Article Ouest France

« Petites mains et Cie » est une création « made in Mayenne » de l’association Partage. Des femmes en insertion reçoivent une formation pour pouvoir, ensuite, retrouver un emploi.

Une histoire pas ordinaire…

« Le but de ce projet est d’être au coeur de la cité, en pleine ville et montrer qu’on peut créer de beaux objets à partir de tissus haut de gamme » se réjouit Véronique Fouquet, la directrice. L’objectif est aussi de faire se rencontrer les publics et d’échanger autour de la valorisation de tous ces objets. « Tous les acteurs jouent le jeu et nous ont fait confiance. Le conseil général, l’agglo et le plan local pour l’insertion et l’emploi (Plie). »

Accompagner les personnes en insertion

« Partage » est une structure avec un atelier d’insertion, une association intermédiaire et une activité de formation dans les emplois familiaux. « L’atelier est destiné à former et accompagner les personnes en insertion » explique Véronique Fouquet, la directrice. L’objectif est de proposer à huit femmes de reprendre le chemin de l’emploi à partir d’un support d’activité innovant.

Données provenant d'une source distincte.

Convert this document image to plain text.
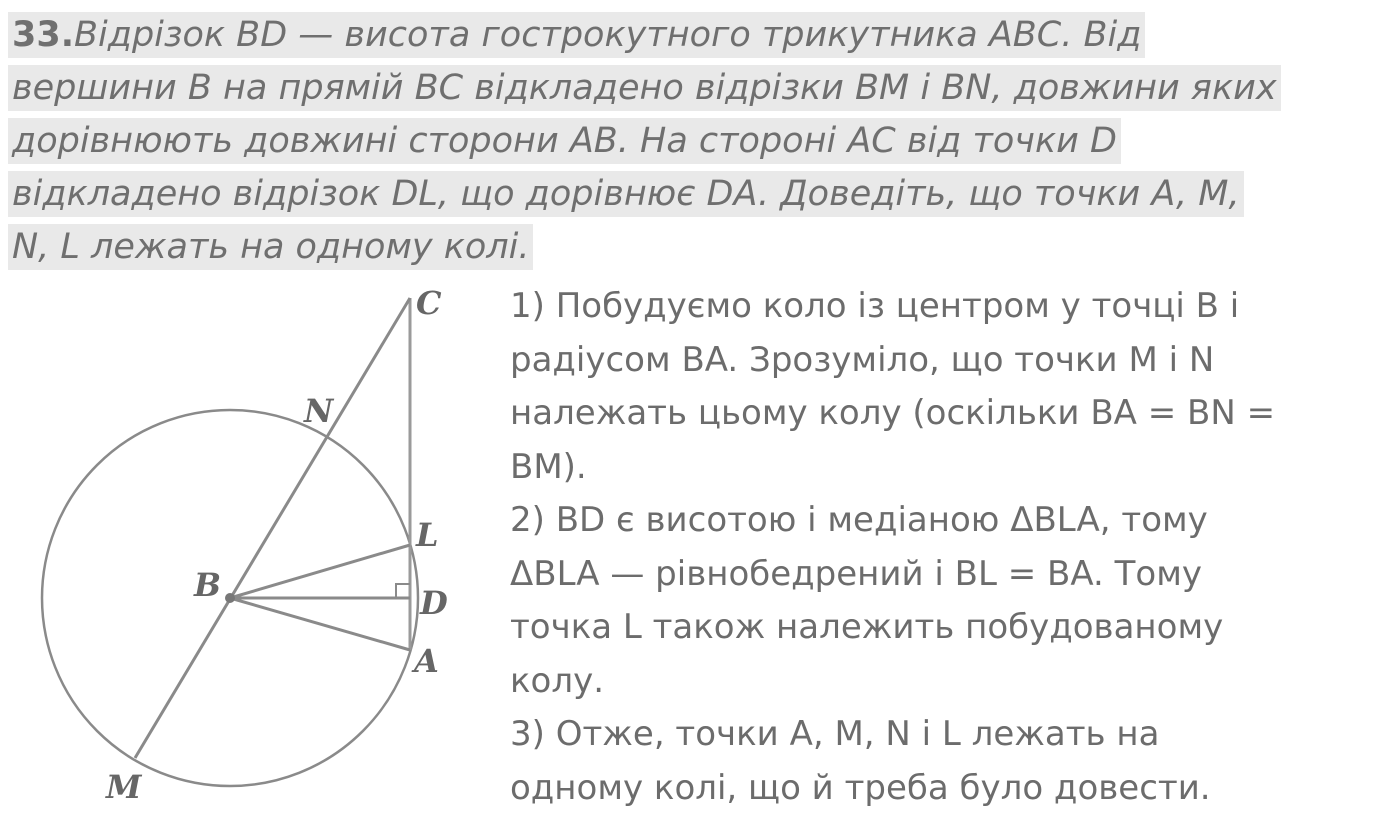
33.Відрізок BD — висота гострокутного трикутника ABC. Від
вершини B на прямій BC відкладено відрізки BM і BN, довжини яких
дорівнюють довжині сторони AB. На стороні AC від точки D
відкладено відрізок DL, що дорівнює DA. Доведіть, що точки A, M,
N, L лежать на одному колі.
C
N
L
B	D
A
M
1) Побудуємо коло із центром у точці B і
радіусом BA. Зрозуміло, що точки M і N
належать цьому колу (оскільки BA = BN =
BM).
2) BD є висотою і медіаною ΔBLA, тому
ΔBLA — рівнобедрений і BL = BA. Тому
точка L також належить побудованому
колу.
3) Отже, точки A, M, N і L лежать на
одному колі, що й треба було довести.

Une démarche unique dans l’insertion car « on s’appuie sur la création et l’artistique ».

Huit femmes pendant un an

Pendant un an donc, ces femmes vont travailler sur un support de luxe et créer de superbes objets de décoration avec des tissus des Toiles de Mayenne. « M. Denis, le directeur, a accepté de nous fournir des chutes et nous avons tenté une première expérience à Noël avec des poules de décoration. » Comme ça a très bien marché, la directrice est retournée voir le directeur qui a donné son accord pour deux livraisons par an.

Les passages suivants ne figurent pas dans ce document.